The vast majority of security breaches encountered today are a direct result of insecure code. Consequently, the protection of computer systems critically depends on the rigorous identification of vulnerabilities in software, a tedious and error-prone process requiring significant expertise. Unfortunately, a single flaw suffices to undermine the security of a system and thus the sheer amount of code to audit plays into the attacker’s cards. In this paper, we present a method to effectively mine large amounts of source code for vulnerabilities. To this end, we introduce a novel representation of source code called a code property graph that merges concepts of classic program analysis, namely abstract syntax trees, control flow graphs and program dependence graphs, into a joint data structure. This comprehensive representation enables us to elegantly model templates for common vulnerabilities with graph traversals that, for instance, can identify buffer overflows, integer overflows, format string vulnerabilities, or memory disclosures. We implement our approach using a popular graph database and demonstrate its efficacy by identifying 18 previously unknown vulnerabilities in the source code of the Linux kernel.
I was running down references in the documentation for joern when I discovered this paper.
The recent SSH bug in the Apple iOS is used to demonstrate a code property graph that combines the perspectives of Abstract Syntax Trees, Control Flow Graphs, and Program Dependence Graphs.
In topic map lingo we would call those “universes of discourse,” but the essential fact to remember is that combining different perspectives (are you listening NSA?) is where a code property graph derives its power.
Note that I said “combining” (different perspectives are preserved) not “sanitizing” (different perspectives are lost).
Using Neo4j, the authors created a code property graph of the Linux kernel, 52 million nodes and 87 million edges. As a result of their analysis, they discovered 18 previously undiscovered bugs.

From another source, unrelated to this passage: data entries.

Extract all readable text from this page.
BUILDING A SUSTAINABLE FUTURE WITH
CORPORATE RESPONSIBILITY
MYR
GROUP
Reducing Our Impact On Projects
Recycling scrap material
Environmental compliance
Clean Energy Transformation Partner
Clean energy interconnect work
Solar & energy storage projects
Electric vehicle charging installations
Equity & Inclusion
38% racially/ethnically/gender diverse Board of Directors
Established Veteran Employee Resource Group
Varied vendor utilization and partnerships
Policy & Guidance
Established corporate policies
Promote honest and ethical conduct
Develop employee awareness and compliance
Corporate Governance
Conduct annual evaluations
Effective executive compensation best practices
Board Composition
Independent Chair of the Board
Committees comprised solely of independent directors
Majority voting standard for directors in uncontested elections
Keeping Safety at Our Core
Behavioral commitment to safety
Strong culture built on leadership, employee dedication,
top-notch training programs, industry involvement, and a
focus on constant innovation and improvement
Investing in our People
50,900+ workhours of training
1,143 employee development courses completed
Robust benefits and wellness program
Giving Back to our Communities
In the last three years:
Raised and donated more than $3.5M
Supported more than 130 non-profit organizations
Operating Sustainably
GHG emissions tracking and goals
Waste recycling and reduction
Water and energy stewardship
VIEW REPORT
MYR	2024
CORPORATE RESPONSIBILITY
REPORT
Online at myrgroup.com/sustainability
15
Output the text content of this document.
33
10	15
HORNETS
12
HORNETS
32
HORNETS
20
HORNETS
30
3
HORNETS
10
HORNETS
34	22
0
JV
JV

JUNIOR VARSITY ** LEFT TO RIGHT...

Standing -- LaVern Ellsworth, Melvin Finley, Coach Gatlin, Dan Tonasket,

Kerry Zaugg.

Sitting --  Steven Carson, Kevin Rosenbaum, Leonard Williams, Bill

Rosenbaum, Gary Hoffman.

Important: Patterns discovered in a code property graph can be used to identify vulnerabilities in other source code. Searching for bugs in source code can become cumulative and and less episodic.
Comparison of source and bug histories of the Linux kernel, Apache http server, Sendmail, etc. will provide some of the common graph patterns signaling vulnerabilities in source code.
Will the white or black hat community will be the first to build a public repository for graph patterns showing source code vulnerabilities?
Hiding security information hasn’t worked so far but I think you know the most likely result.